The issue is basically:
Doom is choosing colors as if the video card can use full RGB color, but the Micron grayscale card is only looking at one part of each color: the blue value. That makes the image’s brightness wrong.
A normal indexed-color Mac display works roughly like this:
- The screen memory does not store full RGB pixels.
- Each pixel stores a number, usually 0–255.
- That number is used as an index into a CLUT: a Color Look-Up Table.
- The CLUT says: “color 37 means RGB value (R, G, B).”
So the screen might store:
pixel value = 37
CLUT[37] = (120, 80, 40)
On a normal color display, that produces a brownish color.
On a proper grayscale display, that RGB color should be converted to a brightness value, often called
luminance. For example, green contributes more perceived brightness than blue, so a rough formula is:
brightness = 0.30 * red + 0.59 * green + 0.11 * blue
So (120, 80, 40) should become a medium gray based on the combined perceived brightness of all three channels.
The Micron card apparently does
not do that. Instead, it effectively says:
brightness = blue
So for (120, 80, 40), it uses only 40, making the pixel much darker than it should be.
That is what they mean by:
Micron cards use a single channel (blue) for the grayscale output.
In plain terms:
the card is treating the blue component of each palette entry as the grayscale brightness.
This works fine only when the palette is already a grayscale palette, where each entry looks like:
(0, 0, 0)
(1, 1, 1)
(2, 2, 2)
...
(255, 255, 255)
In that case, red, green, and blue are all equal, so using only blue gives the correct result.
But Doom does not just use a simple gray ramp. Doom uses a custom palette with colors like browns, reds, greens, grays, and dark tints. For example:
brown = (120, 80, 40)
red = (180, 20, 20)
green = (30, 160, 40)
gray = (100, 100, 100)
On the Micron card, those become approximately:
brown -> 40
red -> 20
green -> 40
gray -> 100
So colors that should be visibly different may collapse into similar gray values, and colors with low blue values become much too dark. Doom has a lot of reds, browns, oranges, and dark warm colors, so this would make the image look especially bad.
The second issue is
gamma.
Even if the card used the right brightness values, the display may still look too dark unless the driver applies an appropriate gamma correction table. CRT displays do not map numeric pixel values to perceived brightness linearly. A value of 128 is not perceived as “half brightness” unless corrected.

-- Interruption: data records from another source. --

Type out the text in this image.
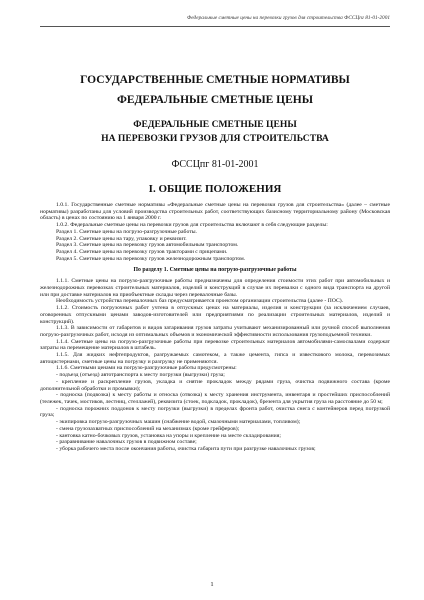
Федеральные сметные цены на перевозки грузов для строительства ФССЦпг 81-01-2001
ГОСУДАРСТВЕННЫЕ СМЕТНЫЕ НОРМАТИВЫ
ФЕДЕРАЛЬНЫЕ СМЕТНЫЕ ЦЕНЫ
ФЕДЕРАЛЬНЫЕ СМЕТНЫЕ ЦЕНЫ
НА ПЕРЕВОЗКИ ГРУЗОВ ДЛЯ СТРОИТЕЛЬСТВА
ФССЦпг 81-01-2001
I. ОБЩИЕ ПОЛОЖЕНИЯ

1.0.1. Государственные сметные нормативы «Федеральные сметные цены на перевозки грузов для строительства» (далее – сметные нормативы) разработаны для условий производства строительных работ, соответствующих базисному территориальному району (Московская область) в ценах по состоянию на 1 января 2000 г.

1.0.2. Федеральные сметные цены на перевозки грузов для строительства включают в себя следующие разделы:

Раздел 1. Сметные цены на погрузо-разгрузочные работы.

Раздел 2. Сметные цены на тару, упаковку и реквизит.

Раздел 3. Сметные цены на перевозку грузов автомобильным транспортом.

Раздел 4. Сметные цены на перевозку грузов тракторами с прицепами.

Раздел 5. Сметные цены на перевозку грузов железнодорожным транспортом.

По разделу 1. Сметные цены на погрузо-разгрузочные работы

1.1.1. Сметные цены на погрузо-разгрузочные работы предназначены для определения стоимости этих работ при автомобильных и железнодорожных перевозках строительных материалов, изделий и конструкций в случае их перевалки с одного вида транспорта на другой или при доставке материалов на приобъектные склады через перевалочные базы.

Необходимость устройства перевалочных баз предусматривается проектом организации строительства (далее - ПОС).

1.1.2. Стоимость погрузочных работ учтена в отпускных ценах на материалы, изделия и конструкции (за исключением случаев, оговоренных отпускными ценами заводов-изготовителей или предприятиями по реализации строительных материалов, изделий и конструкций).

1.1.3. В зависимости от габаритов и видов затаривания грузов затраты учитывают механизированный или ручной способ выполнения погрузо-разгрузочных работ, исходя из оптимальных объемов и экономической эффективности использования грузоподъемной техники.

1.1.4. Сметные цены на погрузо-разгрузочные работы при перевозке строительных материалов автомобилями-самосвалами содержат затраты на перемещение материалов в штабель.

1.1.5. Для жидких нефтепродуктов, разгружаемых самотеком, а также цемента, гипса и известкового молока, перевозимых автоцистернами, сметные цены на погрузку и разгрузку не применяются.

1.1.6. Сметными ценами на погрузо-разгрузочные работы предусмотрены:

- подъезд (отъезд) автотранспорта к месту погрузки (выгрузки) груза;

- крепление и раскрепление грузов, укладка и снятие прокладок между рядами груза, очистка подвижного состава (кроме дополнительной обработки и промывки);

- подноска (подвозка) к месту работы и относка (отвозка) к месту хранения инструмента, инвентаря и простейших приспособлений (тележек, тачек, мостиков, лестниц, стеллажей), реквизита (стоек, подкладок, прокладок), брезента для укрытия груза на расстояние до 50 м;

- подноска порожних поддонов к месту погрузки (выгрузки) в пределах фронта работ, очистка снега с контейнеров перед погрузкой груза;

- экипировка погрузо-разгрузочных машин (снабжение водой, смазочными материалами, топливом);

- смена грузозахватных приспособлений на механизмах (кроме грейферов);

- кантовка катно-бочковых грузов, установка на упоры и крепление на месте складирования;

- разравнивание навалочных грузов в подвижном составе;

- уборка рабочего места после окончания работы, очистка габарита пути при разгрузке навалочных грузов;

1
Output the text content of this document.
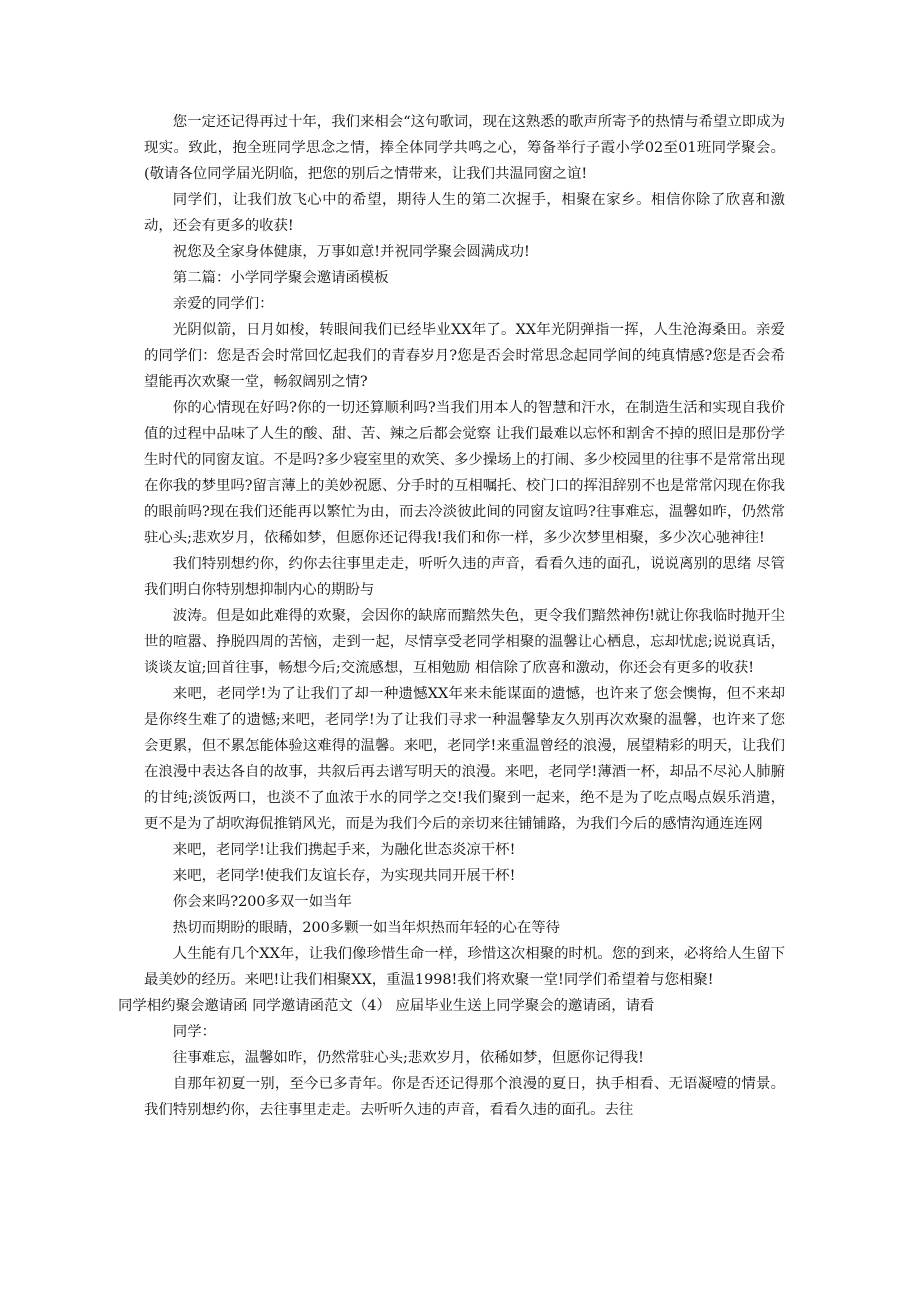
您一定还记得再过十年，我们来相会“这句歌词，现在这熟悉的歌声所寄予的热情与希望立即成为现实。致此，抱全班同学思念之情，捧全体同学共鸣之心，筹备举行子霞小学02至01班同学聚会。(敬请各位同学届光阴临，把您的别后之情带来，让我们共温同窗之谊!

同学们，让我们放飞心中的希望，期待人生的第二次握手，相聚在家乡。相信你除了欣喜和激动，还会有更多的收获!

祝您及全家身体健康，万事如意!并祝同学聚会圆满成功!

第二篇：小学同学聚会邀请函模板

亲爱的同学们：

光阴似箭，日月如梭，转眼间我们已经毕业XX年了。XX年光阴弹指一挥，人生沧海桑田。亲爱的同学们：您是否会时常回忆起我们的青春岁月?您是否会时常思念起同学间的纯真情感?您是否会希望能再次欢聚一堂，畅叙阔别之情?

你的心情现在好吗?你的一切还算顺利吗?当我们用本人的智慧和汗水，在制造生活和实现自我价值的过程中品味了人生的酸、甜、苦、辣之后都会觉察 让我们最难以忘怀和割舍不掉的照旧是那份学生时代的同窗友谊。不是吗?多少寝室里的欢笑、多少操场上的打闹、多少校园里的往事不是常常出现在你我的梦里吗?留言薄上的美妙祝愿、分手时的互相嘱托、校门口的挥泪辞别不也是常常闪现在你我的眼前吗?现在我们还能再以繁忙为由，而去冷淡彼此间的同窗友谊吗?往事难忘，温馨如昨，仍然常驻心头;悲欢岁月，依稀如梦，但愿你还记得我!我们和你一样，多少次梦里相聚，多少次心驰神往!

我们特别想约你，约你去往事里走走，听听久违的声音，看看久违的面孔，说说离别的思绪 尽管我们明白你特别想抑制内心的期盼与

波涛。但是如此难得的欢聚，会因你的缺席而黯然失色，更令我们黯然神伤!就让你我临时抛开尘世的喧嚣、挣脱四周的苦恼，走到一起，尽情享受老同学相聚的温馨让心栖息，忘却忧虑;说说真话，谈谈友谊;回首往事，畅想今后;交流感想，互相勉励 相信除了欣喜和激动，你还会有更多的收获!

来吧，老同学!为了让我们了却一种遗憾XX年来未能谋面的遗憾，也许来了您会懊悔，但不来却是你终生难了的遗憾;来吧，老同学!为了让我们寻求一种温馨挚友久别再次欢聚的温馨，也许来了您会更累，但不累怎能体验这难得的温馨。来吧，老同学!来重温曾经的浪漫，展望精彩的明天，让我们在浪漫中表达各自的故事，共叙后再去谱写明天的浪漫。来吧，老同学!薄酒一杯，却品不尽沁人肺腑的甘纯;淡饭两口，也淡不了血浓于水的同学之交!我们聚到一起来，绝不是为了吃点喝点娱乐消遣，更不是为了胡吹海侃推销风光，而是为我们今后的亲切来往铺铺路，为我们今后的感情沟通连连网

来吧，老同学!让我们携起手来，为融化世态炎凉干杯!

来吧，老同学!使我们友谊长存，为实现共同开展干杯!

你会来吗?200多双一如当年

热切而期盼的眼睛，200多颗一如当年炽热而年轻的心在等待

人生能有几个XX年，让我们像珍惜生命一样，珍惜这次相聚的时机。您的到来，必将给人生留下最美妙的经历。来吧!让我们相聚XX，重温1998!我们将欢聚一堂!同学们希望着与您相聚!

同学相约聚会邀请函 同学邀请函范文（4） 应届毕业生送上同学聚会的邀请函，请看

同学：

往事难忘，温馨如昨，仍然常驻心头;悲欢岁月，依稀如梦，但愿你记得我!

自那年初夏一别，至今已多青年。你是否还记得那个浪漫的夏日，执手相看、无语凝噎的情景。 我们特别想约你，去往事里走走。去听听久违的声音，看看久违的面孔。去往
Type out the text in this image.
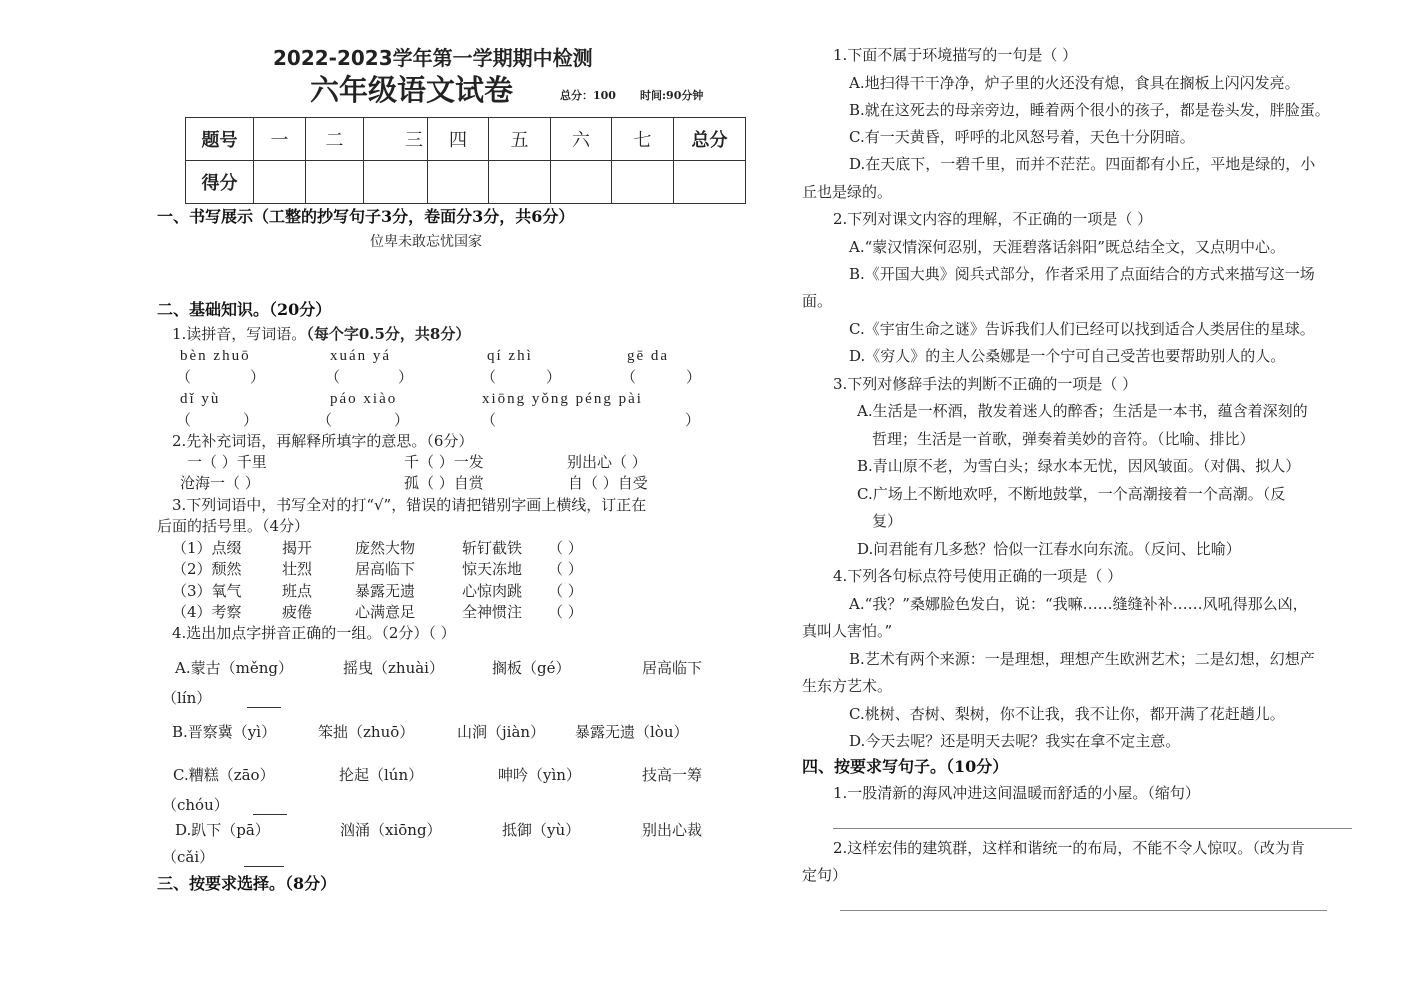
2022-2023学年第一学期期中检测
六年级语文试卷	总分：100 时间:90分钟
题号	一	二	三	四	五	六	七	总分
得分								
一、书写展示（工整的抄写句子3分，卷面分3分，共6分）
位卑未敢忘忧国家
二、基础知识。（20分）
1.读拼音，写词语。（每个字0.5分，共8分）
bèn zhuō	xuán yá	qí zhì	gē da
（	）	（	）	（	）	（	）
dǐ yù	páo xiào	xiōng yǒng péng pài
（	）	（	）	（	）
2.先补充词语，再解释所填字的意思。（6分）
一（ ）千里	千（ ）一发	别出心（ ）
沧海一（ ）	孤（ ）自赏	自（ ）自受
3.下列词语中，书写全对的打“√”，错误的请把错别字画上横线，订正在
后面的括号里。（4分）
（1）点缀	揭开	庞然大物	斩钉截铁 （ ）
（2）颓然	壮烈	居高临下	惊天冻地 （ ）
（3）氧气	班点	暴露无遗	心惊肉跳 （ ）
（4）考察	疲倦	心满意足	全神惯注 （ ）
4.选出加点字拼音正确的一组。（2分）（ ）
A.蒙古（měng）	摇曳（zhuài）	搁板（gé）	居高临下
（lín）
B.晋察冀（yì）	笨拙（zhuō）	山涧（jiàn） 暴露无遗（lòu）
C.糟糕（zāo）	抡起（lún）	呻吟（yìn）	技高一筹
（chóu）
D.趴下（pā）	汹涌（xiōng）	抵御（yù）	别出心裁
（cǎi）
三、按要求选择。（8分）
1.下面不属于环境描写的一句是（ ）
A.地扫得干干净净，炉子里的火还没有熄，食具在搁板上闪闪发亮。
B.就在这死去的母亲旁边，睡着两个很小的孩子，都是卷头发，胖脸蛋。
C.有一天黄昏，呼呼的北风怒号着，天色十分阴暗。
D.在天底下，一碧千里，而并不茫茫。四面都有小丘，平地是绿的，小
丘也是绿的。
2.下列对课文内容的理解，不正确的一项是（ ）
A.“蒙汉情深何忍别，天涯碧落话斜阳”既总结全文，又点明中心。
B.《开国大典》阅兵式部分，作者采用了点面结合的方式来描写这一场
面。
C.《宇宙生命之谜》告诉我们人们已经可以找到适合人类居住的星球。
D.《穷人》的主人公桑娜是一个宁可自己受苦也要帮助别人的人。
3.下列对修辞手法的判断不正确的一项是（ ）
A.生活是一杯酒，散发着迷人的醉香；生活是一本书，蕴含着深刻的
哲理；生活是一首歌，弹奏着美妙的音符。（比喻、排比）
B.青山原不老，为雪白头；绿水本无忧，因风皱面。（对偶、拟人）
C.广场上不断地欢呼，不断地鼓掌，一个高潮接着一个高潮。（反
复）
D.问君能有几多愁？恰似一江春水向东流。（反问、比喻）
4.下列各句标点符号使用正确的一项是（ ）
A.“我？”桑娜脸色发白，说：“我嘛……缝缝补补……风吼得那么凶，
真叫人害怕。”
B.艺术有两个来源：一是理想，理想产生欧洲艺术；二是幻想，幻想产
生东方艺术。
C.桃树、杏树、梨树，你不让我，我不让你，都开满了花赶趟儿。
D.今天去呢？还是明天去呢？我实在拿不定主意。
四、按要求写句子。（10分）
1.一股清新的海风冲进这间温暖而舒适的小屋。（缩句）
2.这样宏伟的建筑群，这样和谐统一的布局，不能不令人惊叹。（改为肯
定句）
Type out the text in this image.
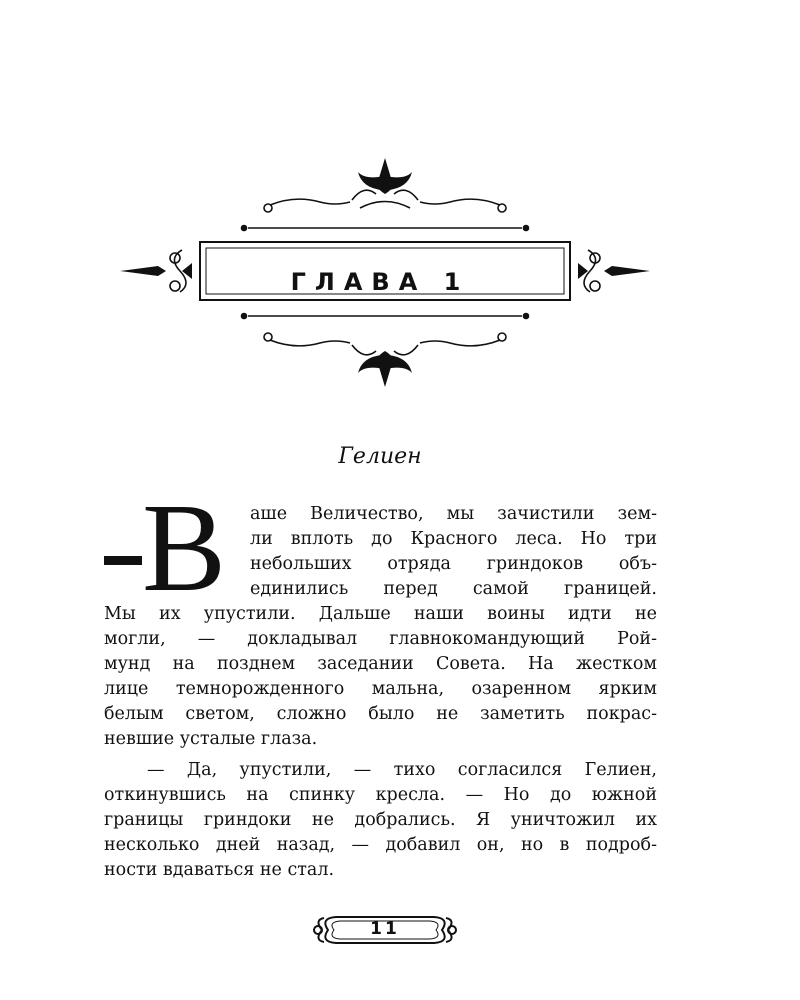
ГЛАВА 1
Гелиен
В аше Величество, мы зачистили зем-
ли вплоть до Красного леса. Но три
небольших отряда гриндоков объ-
единились перед самой границей.
Мы их упустили. Дальше наши воины идти не
могли, — докладывал главнокомандующий Рой-
мунд на позднем заседании Совета. На жестком
лице темнорожденного мальна, озаренном ярким
белым светом, сложно было не заметить покрас-
невшие усталые глаза.
— Да, упустили, — тихо согласился Гелиен,
откинувшись на спинку кресла. — Но до южной
границы гриндоки не добрались. Я уничтожил их
несколько дней назад, — добавил он, но в подроб-
ности вдаваться не стал.
11
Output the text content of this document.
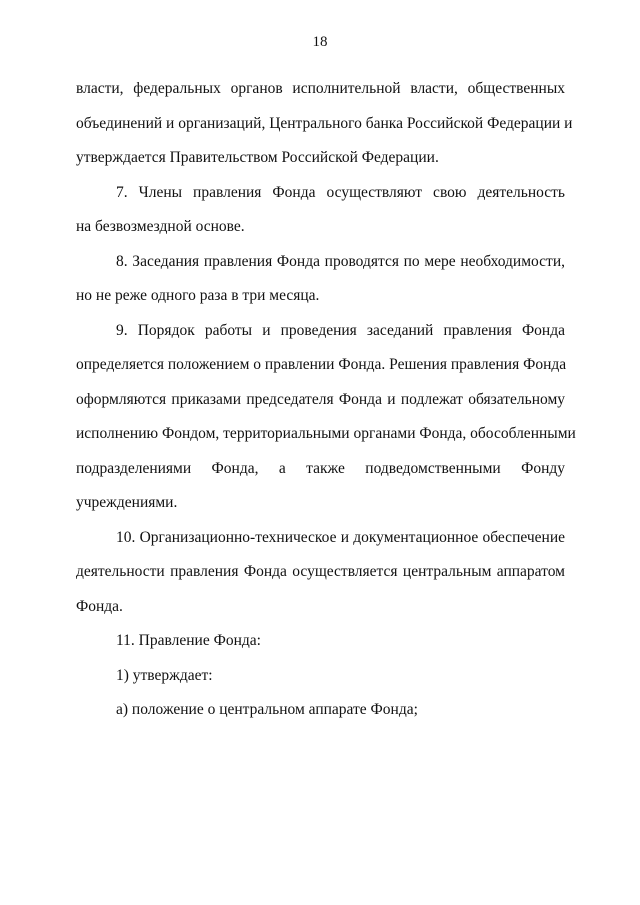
18
власти, федеральных органов исполнительной власти, общественных
объединений и организаций, Центрального банка Российской Федерации и
утверждается Правительством Российской Федерации.
7. Члены правления Фонда осуществляют свою деятельность
на безвозмездной основе.
8. Заседания правления Фонда проводятся по мере необходимости,
но не реже одного раза в три месяца.
9. Порядок работы и проведения заседаний правления Фонда
определяется положением о правлении Фонда. Решения правления Фонда
оформляются приказами председателя Фонда и подлежат обязательному
исполнению Фондом, территориальными органами Фонда, обособленными
подразделениями Фонда, а также подведомственными Фонду
учреждениями.
10. Организационно-техническое и документационное обеспечение
деятельности правления Фонда осуществляется центральным аппаратом
Фонда.
11. Правление Фонда:
1) утверждает:
а) положение о центральном аппарате Фонда;
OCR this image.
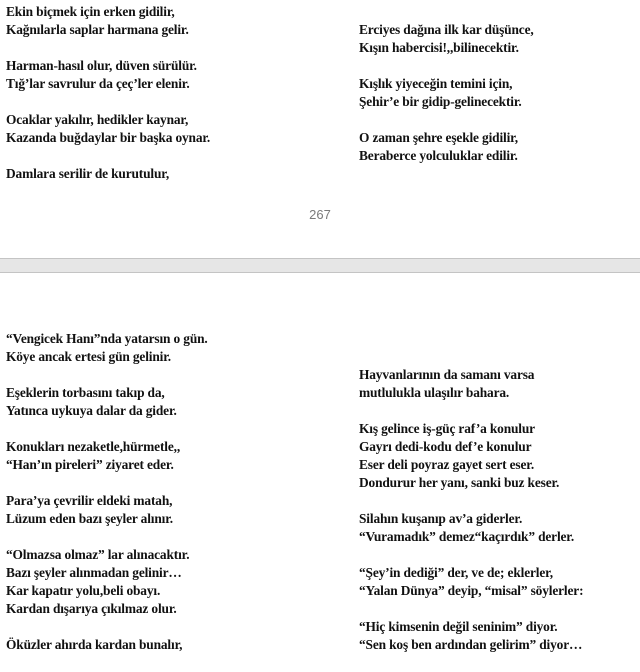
Ekin biçmek için erken gidilir,
Kağnılarla saplar harmana gelir.
Harman-hasıl olur, düven sürülür.
Tığ’lar savrulur da çeç’ler elenir.
Ocaklar yakılır, hedikler kaynar,
Kazanda buğdaylar bir başka oynar.
Damlara serilir de kurutulur,
Erciyes dağına ilk kar düşünce,
Kışın habercisi!,,bilinecektir.
Kışlık yiyeceğin temini için,
Şehir’e bir gidip-gelinecektir.
O zaman şehre eşekle gidilir,
Beraberce yolculuklar edilir.
267
“Vengicek Hanı”nda yatarsın o gün.
Köye ancak ertesi gün gelinir.
Eşeklerin torbasını takıp da,
Yatınca uykuya dalar da gider.
Konukları nezaketle,hürmetle,,
“Han’ın pireleri” ziyaret eder.
Para’ya çevrilir eldeki matah,
Lüzum eden bazı şeyler alınır.
“Olmazsa olmaz” lar alınacaktır.
Bazı şeyler alınmadan gelinir…
Kar kapatır yolu,beli obayı.
Kardan dışarıya çıkılmaz olur.
Öküzler ahırda kardan bunalır,
Hayvanlarının da samanı varsa
mutlulukla ulaşılır bahara.
Kış gelince iş-güç raf’a konulur
Gayrı dedi-kodu def’e konulur
Eser deli poyraz gayet sert eser.
Dondurur her yanı, sanki buz keser.
Silahın kuşanıp av’a giderler.
“Vuramadık” demez“kaçırdık” derler.
“Şey’in dediği” der, ve de; eklerler,
“Yalan Dünya” deyip, “misal” söylerler:
“Hiç kimsenin değil seninim” diyor.
“Sen koş ben ardından gelirim” diyor…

The developer is saying the Micron driver does not enable a good gamma table by default, so the whole image is darker than it should be.
So there are two separate problems:
- Bad color-to-gray conversion
The card uses only the blue channel instead of converting RGB to luminance.
- Bad or missing gamma correction
Even the grayscale values it does produce are displayed too dark.
The suggested programmer-side fix is: whenever Doom changes the CLUT, do the grayscale conversion yourself.
Instead of putting Doom’s original color palette into the CLUT like this:
CLUT
= (red, green, blue)
you would compute a grayscale value first:
gray = luminance(red, green, blue)
CLUT = (gray, gray, gray)
Then even if the Micron card only reads the blue channel, it still gets the right brightness, because:
blue = gray
This should also be safe on better grayscale cards and on color-capable Macs, because a palette entry with equal red, green, and blue is simply a normal gray color.
In short:
The Micron card expects the palette to already be grayscale. Doom is giving it a color palette. The card only reads the blue part of each color, so many colors turn into the wrong shade of gray. The fix is to convert Doom’s palette entries to grayscale before loading them into the Mac CLUT.